Writing down on your diary, especially by hand, has been and still is for me, maintaining my mental health. I've read some news about studies that show that brain functions more effectively when you write with your hands instead of a keyboard.
The other place where I store up things are my archives. I have to admit I haven't touched all the papers I collected when studying in college, but I do think I might like to look at them some time. I've stored whole plays, and all kind of photocopies on different most interesting school subjects, and of course self-written notes after notes, bunch of written and drawn material. With art there is nothing boring or numbing about the most of the study materials. I've kept those chosen materials because I think that I might find something there. Like the books you believe you'll read again.
The concrete biggest burden I find with my paintings. From when I was studying I have several paintings that are rolled up, and over one meter long and wide, the largest at my parent's, at my home some of the not-so-important ones... and I really don't know what to do about those.
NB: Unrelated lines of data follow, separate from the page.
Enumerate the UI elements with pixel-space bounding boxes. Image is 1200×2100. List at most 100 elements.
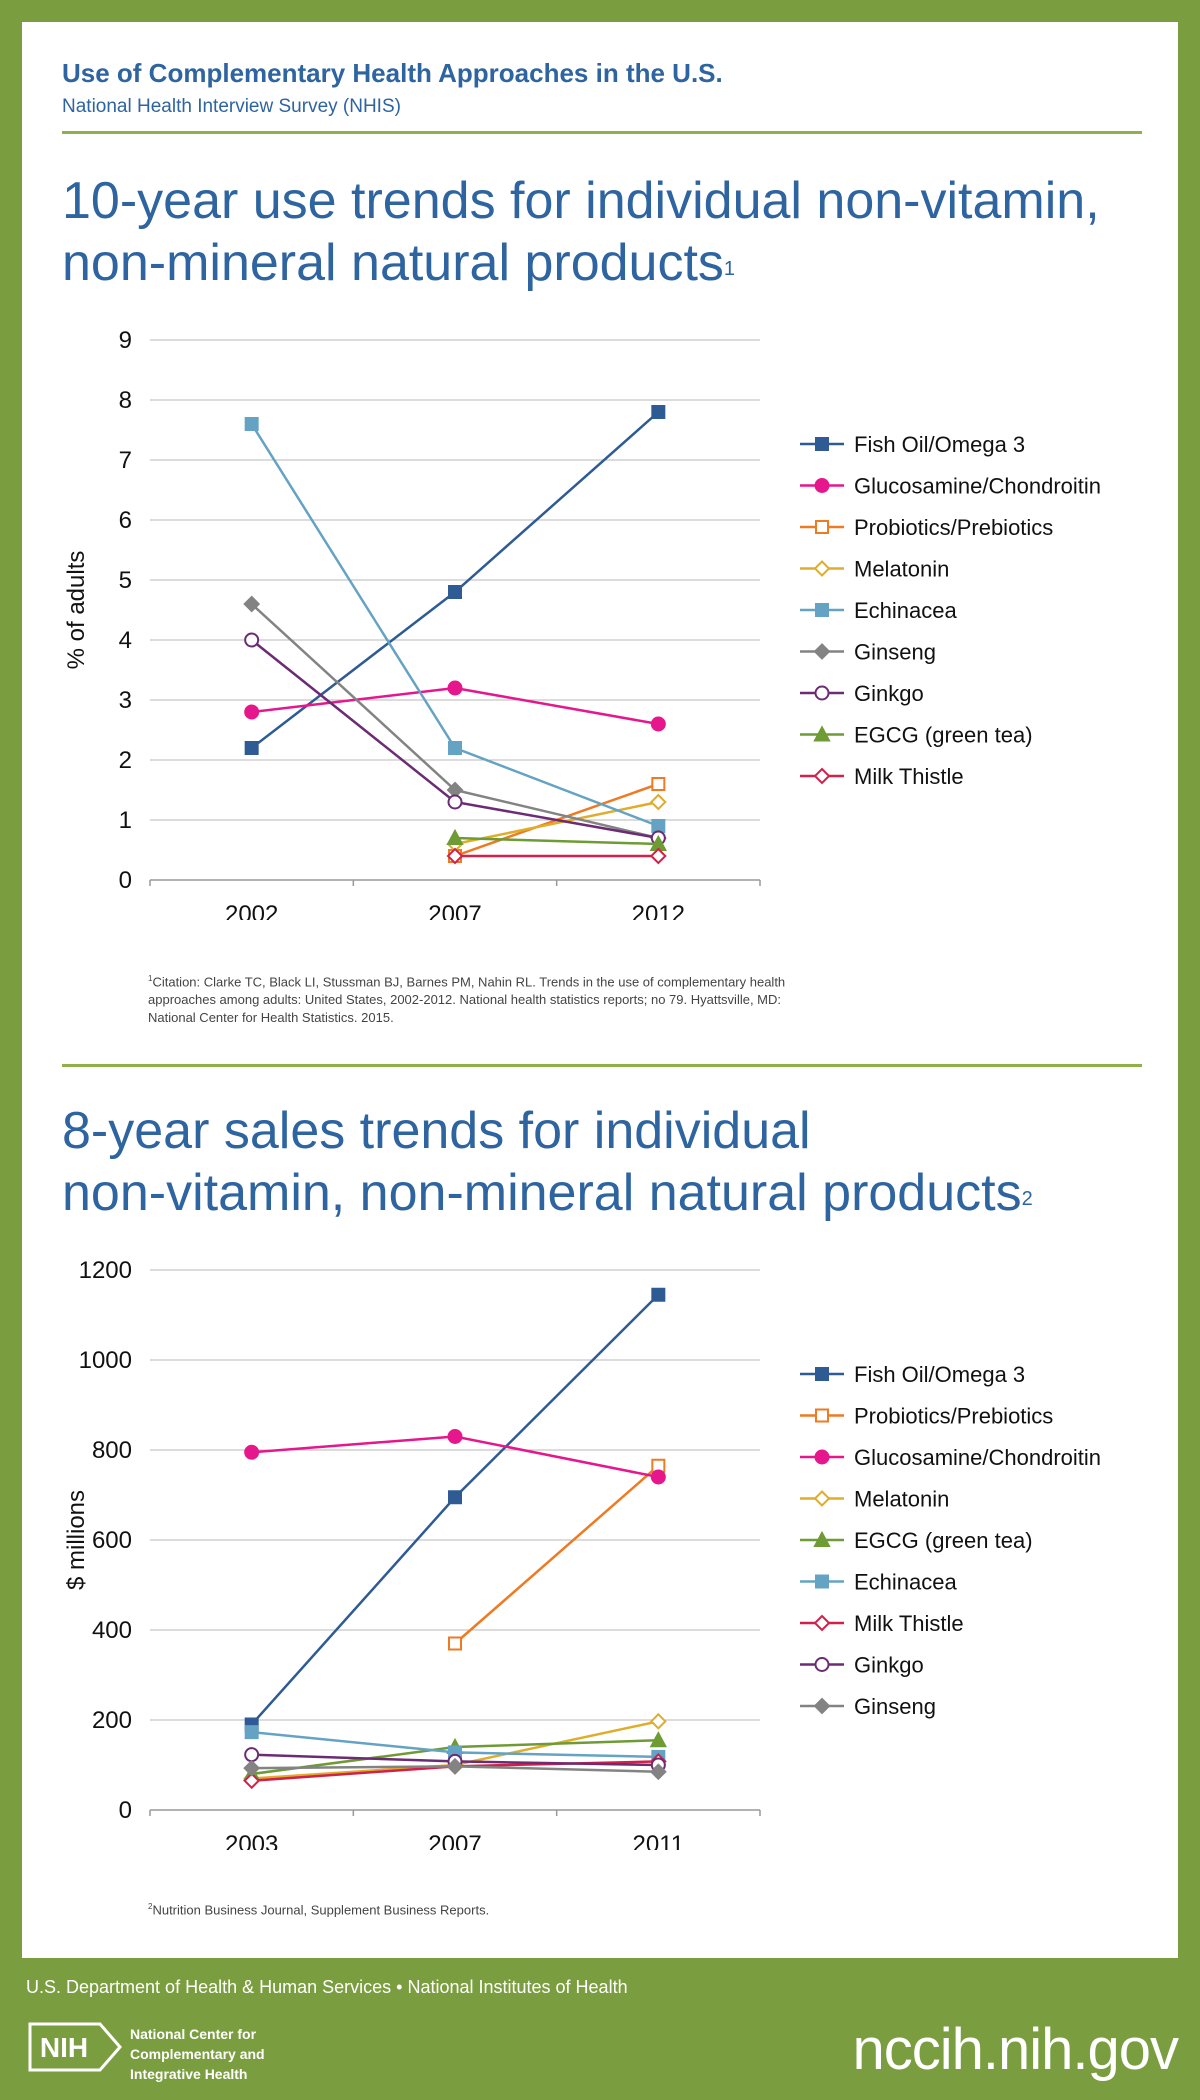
sales-point-echinacea: [244, 1725, 259, 1740]
use-series-milk-thistle: [446, 847, 667, 865]
section1-footnote-text: Citation: Clarke TC, Black LI, Stussman …: [148, 974, 786, 1026]
use-point-fish-oil-omega-3: [651, 405, 666, 419]
use-point-fish-oil-omega-3: [448, 585, 462, 599]
use-line-egcg-green-tea: [454, 836, 659, 846]
section2-title-sup: 2: [1021, 1188, 1033, 1210]
sales-legend-item-probiotics-prebiotics: Probiotics/Prebiotics: [800, 1404, 1053, 1429]
sales-xtick-label: 2007: [428, 1831, 481, 1850]
sales-ytick-label: 400: [92, 1617, 132, 1644]
nih-logo[interactable]: NIH: [28, 2020, 124, 2074]
use-legend-marker: [815, 520, 829, 534]
use-legend-item-probiotics-prebiotics: Probiotics/Prebiotics: [800, 515, 1053, 540]
use-xtick-label: 2012: [632, 901, 685, 920]
use-point-ginkgo: [244, 632, 260, 648]
section2-footnote-sup: 2: [148, 1902, 153, 1911]
sales-point-ginseng: [243, 1759, 261, 1777]
section1-footnote: 1Citation: Clarke TC, Black LI, Stussman…: [148, 970, 788, 1027]
use-point-glucosamine-chondroitin: [447, 680, 463, 696]
section2-footnote-text: Nutrition Business Journal, Supplement B…: [152, 1902, 490, 1918]
use-ytick-label: 1: [119, 807, 132, 834]
section1-title-sup: 1: [723, 258, 736, 280]
sales-ytick-label: 600: [92, 1527, 132, 1554]
sales-ytick-label: 0: [119, 1797, 132, 1824]
sales-legend-label: Ginseng: [854, 1694, 936, 1719]
sales-legend-marker: [815, 1574, 829, 1589]
use-series-echinacea: [244, 417, 666, 833]
content-panel: [22, 22, 1178, 1958]
sales-legend-item-melatonin: Melatonin: [800, 1487, 949, 1512]
sales-series-glucosamine-chondroitin: [244, 1429, 666, 1485]
use-ytick-label: 4: [119, 627, 132, 654]
use-point-glucosamine-chondroitin: [650, 716, 666, 732]
sales-legend-item-ginseng: Ginseng: [800, 1694, 936, 1719]
use-series-fish-oil-omega-3: [244, 405, 666, 755]
infographic-subtitle: National Health Interview Survey (NHIS): [62, 96, 401, 117]
use-point-glucosamine-chondroitin: [244, 704, 260, 720]
use-legend-item-milk-thistle: Milk Thistle: [800, 764, 964, 789]
sales-legend-item-echinacea: Echinacea: [800, 1570, 958, 1595]
sales-point-egcg-green-tea: [649, 1731, 668, 1748]
header-divider: [62, 131, 1142, 134]
use-legend-label: Echinacea: [854, 598, 958, 623]
use-ytick-label: 0: [119, 867, 132, 894]
sales-legend-label: Ginkgo: [854, 1653, 924, 1678]
sales-legend-marker: [814, 1657, 830, 1672]
center-name-line1: National Center for: [130, 2026, 257, 2042]
sales-point-fish-oil-omega-3: [651, 1287, 666, 1302]
sales-legend-marker: [815, 1408, 829, 1423]
center-name-line3: Integrative Health: [130, 2066, 248, 2082]
sales-point-ginseng: [446, 1757, 464, 1775]
use-legend-item-ginkgo: Ginkgo: [800, 681, 924, 706]
use-point-probiotics-prebiotics: [651, 777, 666, 791]
sales-series-fish-oil-omega-3: [244, 1287, 666, 1732]
use-legend-item-fish-oil-omega-3: Fish Oil/Omega 3: [800, 432, 1025, 457]
use-point-melatonin: [649, 793, 667, 811]
use-legend-marker: [814, 478, 830, 493]
sales-point-ginseng: [649, 1763, 667, 1781]
use-legend-label: Glucosamine/Chondroitin: [854, 474, 1101, 499]
sales-legend-label: Glucosamine/Chondroitin: [854, 1445, 1101, 1470]
sales-legend-marker: [813, 1490, 831, 1507]
sales-legend-label: Probiotics/Prebiotics: [854, 1404, 1053, 1429]
use-series-egcg-green-tea: [446, 828, 668, 851]
section2-title-line1: 8-year sales trends for individual: [62, 1102, 811, 1160]
use-legend-label: Fish Oil/Omega 3: [854, 432, 1025, 457]
sales-legend-label: Echinacea: [854, 1570, 958, 1595]
use-legend-label: Ginkgo: [854, 681, 924, 706]
use-ytick-label: 5: [119, 567, 132, 594]
sales-trends-chart: 0 200 400 600 800 1000 1200 2003 2007 2011 $ milli…: [63, 1257, 1101, 1850]
use-legend-item-melatonin: Melatonin: [800, 557, 949, 582]
use-point-milk-thistle: [649, 847, 667, 865]
use-legend-marker: [815, 603, 829, 617]
sales-point-melatonin: [649, 1712, 667, 1730]
sales-line-fish-oil-omega-3: [250, 1293, 660, 1726]
use-ylabel: % of adults: [63, 551, 90, 670]
use-legend-label: Milk Thistle: [854, 764, 964, 789]
use-point-egcg-green-tea: [446, 828, 464, 845]
use-legend-marker: [813, 560, 831, 577]
sales-ytick-label: 1000: [79, 1347, 132, 1374]
use-ytick-label: 3: [119, 687, 132, 714]
sales-legend-item-egcg-green-tea: EGCG (green tea): [800, 1528, 1033, 1553]
section1-title-line2: non-mineral natural products: [62, 234, 724, 292]
use-xtick-label: 2007: [428, 901, 481, 920]
sales-point-glucosamine-chondroitin: [244, 1444, 260, 1460]
section2-title: 8-year sales trends for individual non-v…: [62, 1100, 1033, 1224]
center-name[interactable]: National Center for Complementary and In…: [130, 2024, 265, 2084]
use-legend-item-egcg-green-tea: EGCG (green tea): [800, 723, 1033, 748]
sales-point-ginkgo: [244, 1747, 260, 1763]
use-ytick-label: 7: [119, 447, 132, 474]
use-point-ginseng: [243, 595, 261, 613]
sales-legend-item-fish-oil-omega-3: Fish Oil/Omega 3: [800, 1362, 1025, 1387]
sales-series-probiotics-prebiotics: [448, 1458, 666, 1651]
website-link[interactable]: nccih.nih.gov: [852, 2017, 1179, 2082]
sales-ytick-label: 1200: [79, 1257, 132, 1284]
use-legend-marker: [813, 767, 831, 785]
sales-ylabel: $ millions: [63, 1490, 90, 1590]
section2-footnote: 2Nutrition Business Journal, Supplement …: [148, 1898, 788, 1919]
sales-point-probiotics-prebiotics: [448, 1636, 462, 1651]
sales-legend-item-milk-thistle: Milk Thistle: [800, 1611, 964, 1636]
sales-legend-item-glucosamine-chondroitin: Glucosamine/Chondroitin: [800, 1445, 1101, 1470]
nih-logo-text: NIH: [40, 2032, 88, 2063]
use-point-fish-oil-omega-3: [244, 741, 259, 755]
Should I donate the less significant ones out through Facebook, for instance, put frames on the favorites and hang them up at home? Give some of them to friends and relatives? Standard A2 stuff I have in a couple of cool vintage suitcases, but what about those huge rolls... however the big scale artist might have stuff that fill up big rooms and storage spaces and somehow they manage to handle their archives. I'm not ready to depart with these works, at least not to throw them in the garbage. The thought of handing them out to friends and relatives does tickle me though. I'm letting that idea grow on me.
Then, there are photos and letters, I just got a new box from my parents and got stuck reading them for quite a while. So much love and affections from years ago, messages from friends I haven't seen in years, photos from my high school year as an exchange student, from middle school... so many memories, so many special and forgotten glimpses of my life story.
Does someone turn memories like this into digital form? And do they in this physical form take up so much space you can't keep them? Or are these the things you actually should keep?